In an increasingly fragmented geopolitical landscape, this one-day conference in Paris convenes leading academics, policymakers and philanthropies to address a critical blind spot in global climate policy debates: the interactions between the transformation of energy systems and geopolitical shifts. The inadequacy of current climate and energy macroeconomic models to represent the effects of such an unorderly and fractured net-zero transition is a drain on the capacity of countries to assess the risks and opportunities of prospective decarbonization scenarios. While China thrives in most of the major green sectors at the risk of flooding the global markets, Europe strives to reconcile its ambitious climate commitments with the urgent need to maintain industrial strength and security, while the United States has aggressively pivoted toward a "drill baby drill" version of the Monroe Doctrine, deprioritizing decarbonization in favor of fossil fuel expansion and hemispherical dominance. Major emerging economies as well as the rest of the developing world are facing a period of geopolitical realignment, increased instabilities, frontier expansion in resource extraction and persistent transition dynamics.
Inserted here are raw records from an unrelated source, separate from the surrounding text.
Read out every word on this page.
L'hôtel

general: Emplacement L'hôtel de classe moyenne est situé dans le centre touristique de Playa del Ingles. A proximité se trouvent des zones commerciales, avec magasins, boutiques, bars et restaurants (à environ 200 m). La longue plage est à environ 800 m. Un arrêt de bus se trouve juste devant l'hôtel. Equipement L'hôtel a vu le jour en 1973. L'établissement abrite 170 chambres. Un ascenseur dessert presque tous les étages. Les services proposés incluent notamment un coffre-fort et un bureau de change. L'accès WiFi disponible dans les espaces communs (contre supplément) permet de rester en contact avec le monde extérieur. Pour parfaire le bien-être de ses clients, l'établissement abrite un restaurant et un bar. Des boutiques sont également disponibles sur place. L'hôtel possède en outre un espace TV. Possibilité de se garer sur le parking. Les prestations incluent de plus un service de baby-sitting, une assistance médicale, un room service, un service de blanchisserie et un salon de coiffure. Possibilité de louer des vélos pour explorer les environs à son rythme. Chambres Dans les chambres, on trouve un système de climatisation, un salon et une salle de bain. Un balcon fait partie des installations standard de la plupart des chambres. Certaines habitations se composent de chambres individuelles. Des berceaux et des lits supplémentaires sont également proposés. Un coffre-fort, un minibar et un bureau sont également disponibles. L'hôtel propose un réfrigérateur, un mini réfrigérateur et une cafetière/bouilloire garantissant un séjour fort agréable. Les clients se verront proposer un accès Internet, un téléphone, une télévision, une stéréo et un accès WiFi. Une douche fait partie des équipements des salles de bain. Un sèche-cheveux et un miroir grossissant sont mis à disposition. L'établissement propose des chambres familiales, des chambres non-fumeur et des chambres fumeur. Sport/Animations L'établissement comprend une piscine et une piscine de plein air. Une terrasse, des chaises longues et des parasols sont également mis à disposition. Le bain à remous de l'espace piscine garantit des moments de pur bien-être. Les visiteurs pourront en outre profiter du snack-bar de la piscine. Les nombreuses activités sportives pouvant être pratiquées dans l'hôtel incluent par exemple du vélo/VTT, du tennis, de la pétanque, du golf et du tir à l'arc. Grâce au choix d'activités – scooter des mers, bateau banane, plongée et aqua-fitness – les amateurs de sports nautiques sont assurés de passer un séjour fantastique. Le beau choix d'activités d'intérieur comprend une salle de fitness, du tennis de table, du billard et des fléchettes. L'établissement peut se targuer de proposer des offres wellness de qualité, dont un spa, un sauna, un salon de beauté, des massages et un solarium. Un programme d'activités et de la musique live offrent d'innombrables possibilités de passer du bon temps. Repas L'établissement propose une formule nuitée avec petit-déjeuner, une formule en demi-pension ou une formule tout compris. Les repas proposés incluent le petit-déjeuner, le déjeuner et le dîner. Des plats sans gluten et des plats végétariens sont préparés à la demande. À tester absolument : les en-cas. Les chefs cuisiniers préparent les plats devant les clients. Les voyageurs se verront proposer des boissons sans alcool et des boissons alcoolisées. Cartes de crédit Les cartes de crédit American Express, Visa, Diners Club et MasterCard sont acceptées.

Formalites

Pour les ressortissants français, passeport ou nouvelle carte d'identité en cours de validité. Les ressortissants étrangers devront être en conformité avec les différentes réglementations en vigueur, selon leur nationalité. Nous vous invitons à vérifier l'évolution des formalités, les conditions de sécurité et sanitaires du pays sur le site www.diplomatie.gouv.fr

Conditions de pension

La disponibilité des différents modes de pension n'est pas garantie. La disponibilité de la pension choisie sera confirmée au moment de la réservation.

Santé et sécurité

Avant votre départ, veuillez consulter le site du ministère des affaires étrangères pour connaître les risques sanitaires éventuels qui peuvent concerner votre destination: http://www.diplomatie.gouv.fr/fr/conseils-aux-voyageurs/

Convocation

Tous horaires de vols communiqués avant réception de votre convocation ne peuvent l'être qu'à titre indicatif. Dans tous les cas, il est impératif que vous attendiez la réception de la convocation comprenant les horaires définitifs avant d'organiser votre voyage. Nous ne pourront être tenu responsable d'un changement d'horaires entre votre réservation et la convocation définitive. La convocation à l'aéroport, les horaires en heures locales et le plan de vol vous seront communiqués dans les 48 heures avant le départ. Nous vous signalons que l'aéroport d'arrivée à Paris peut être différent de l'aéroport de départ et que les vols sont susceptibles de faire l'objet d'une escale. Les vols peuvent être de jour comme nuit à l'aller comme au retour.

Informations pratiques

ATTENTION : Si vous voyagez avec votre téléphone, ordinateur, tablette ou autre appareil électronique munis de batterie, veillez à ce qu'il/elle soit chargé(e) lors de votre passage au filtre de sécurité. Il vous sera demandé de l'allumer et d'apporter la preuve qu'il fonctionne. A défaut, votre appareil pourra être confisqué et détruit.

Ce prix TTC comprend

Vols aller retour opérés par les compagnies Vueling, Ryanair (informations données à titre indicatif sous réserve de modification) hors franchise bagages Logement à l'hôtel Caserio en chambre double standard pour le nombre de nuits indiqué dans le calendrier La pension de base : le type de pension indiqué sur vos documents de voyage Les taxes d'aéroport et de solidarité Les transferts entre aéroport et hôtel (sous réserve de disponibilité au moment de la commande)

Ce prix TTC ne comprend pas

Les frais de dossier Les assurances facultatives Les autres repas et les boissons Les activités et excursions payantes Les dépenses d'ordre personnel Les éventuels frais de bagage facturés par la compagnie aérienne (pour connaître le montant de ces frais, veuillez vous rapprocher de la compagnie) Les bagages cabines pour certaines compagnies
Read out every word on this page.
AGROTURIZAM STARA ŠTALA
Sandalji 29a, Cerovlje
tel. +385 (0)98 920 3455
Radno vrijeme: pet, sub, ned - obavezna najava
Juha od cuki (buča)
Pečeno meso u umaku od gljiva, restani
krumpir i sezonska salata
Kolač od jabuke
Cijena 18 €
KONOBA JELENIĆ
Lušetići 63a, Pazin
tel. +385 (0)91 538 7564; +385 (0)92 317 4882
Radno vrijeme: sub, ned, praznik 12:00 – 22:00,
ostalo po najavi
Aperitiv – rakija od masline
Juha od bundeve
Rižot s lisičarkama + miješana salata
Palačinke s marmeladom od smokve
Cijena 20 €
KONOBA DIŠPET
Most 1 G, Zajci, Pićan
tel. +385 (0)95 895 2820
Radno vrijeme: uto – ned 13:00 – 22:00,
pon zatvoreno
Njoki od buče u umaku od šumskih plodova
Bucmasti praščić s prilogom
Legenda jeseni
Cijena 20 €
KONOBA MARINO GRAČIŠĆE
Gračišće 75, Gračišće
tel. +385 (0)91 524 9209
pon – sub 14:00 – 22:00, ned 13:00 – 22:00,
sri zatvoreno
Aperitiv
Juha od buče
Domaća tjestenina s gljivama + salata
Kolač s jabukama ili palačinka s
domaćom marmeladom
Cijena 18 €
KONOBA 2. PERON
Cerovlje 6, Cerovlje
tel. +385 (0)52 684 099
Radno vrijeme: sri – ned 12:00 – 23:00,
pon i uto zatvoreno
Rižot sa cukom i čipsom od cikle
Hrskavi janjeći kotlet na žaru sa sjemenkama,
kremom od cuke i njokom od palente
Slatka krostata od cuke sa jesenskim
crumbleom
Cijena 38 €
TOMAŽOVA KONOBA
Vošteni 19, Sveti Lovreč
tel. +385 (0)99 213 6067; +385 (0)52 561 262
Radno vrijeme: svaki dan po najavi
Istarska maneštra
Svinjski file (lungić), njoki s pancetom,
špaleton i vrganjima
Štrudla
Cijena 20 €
Across four sessions, the conference will explore why existing economic frameworks—often built on assumptions of global cooperation, free trade, and exogenous growth unrelated to energy use—fail to account for these rising tensions and the non-linear risks associated with stranded assets and energy costs. Energy costs are usually a small share of overall spending, and thus it is commonly assumed energy is not economically-constraining such that a net-zero transition will be orderly and low cost. Yet energy constraints tend to dominate politics in a way that has delayed climate commitments (e.g., “gilets jaunes” protests of 2018, EU delay on phasing out internal combustion vehicles), and increases in energy costs in the 1970s triggered stagflation and a major economic transition that has led to higher inequality and debt burdens today. This conference highlights the need for "fit-for-purpose" macroeconomic models that integrate energy principles and sovereignty, industrial competitiveness, resilience and real-world political economy constraints. In doing so, this meeting aims to catalyze a dialogue necessary to build a more capable set of models and scenarios for a low-carbon energy transition.
- Session 1: Understanding the role of energy in economic transitions: lessons from the 1970s to today
- Session 2: The geoeconomic turn of the energy transition: energy security, energy affordability and energy imperialism.
- Session 3: The macrofinancial turn of the energy transition: stranded assets, cost of capital and balance of payment instabilities
- Session 4: Building scenarios for the mid-transition period: what can the models tell us?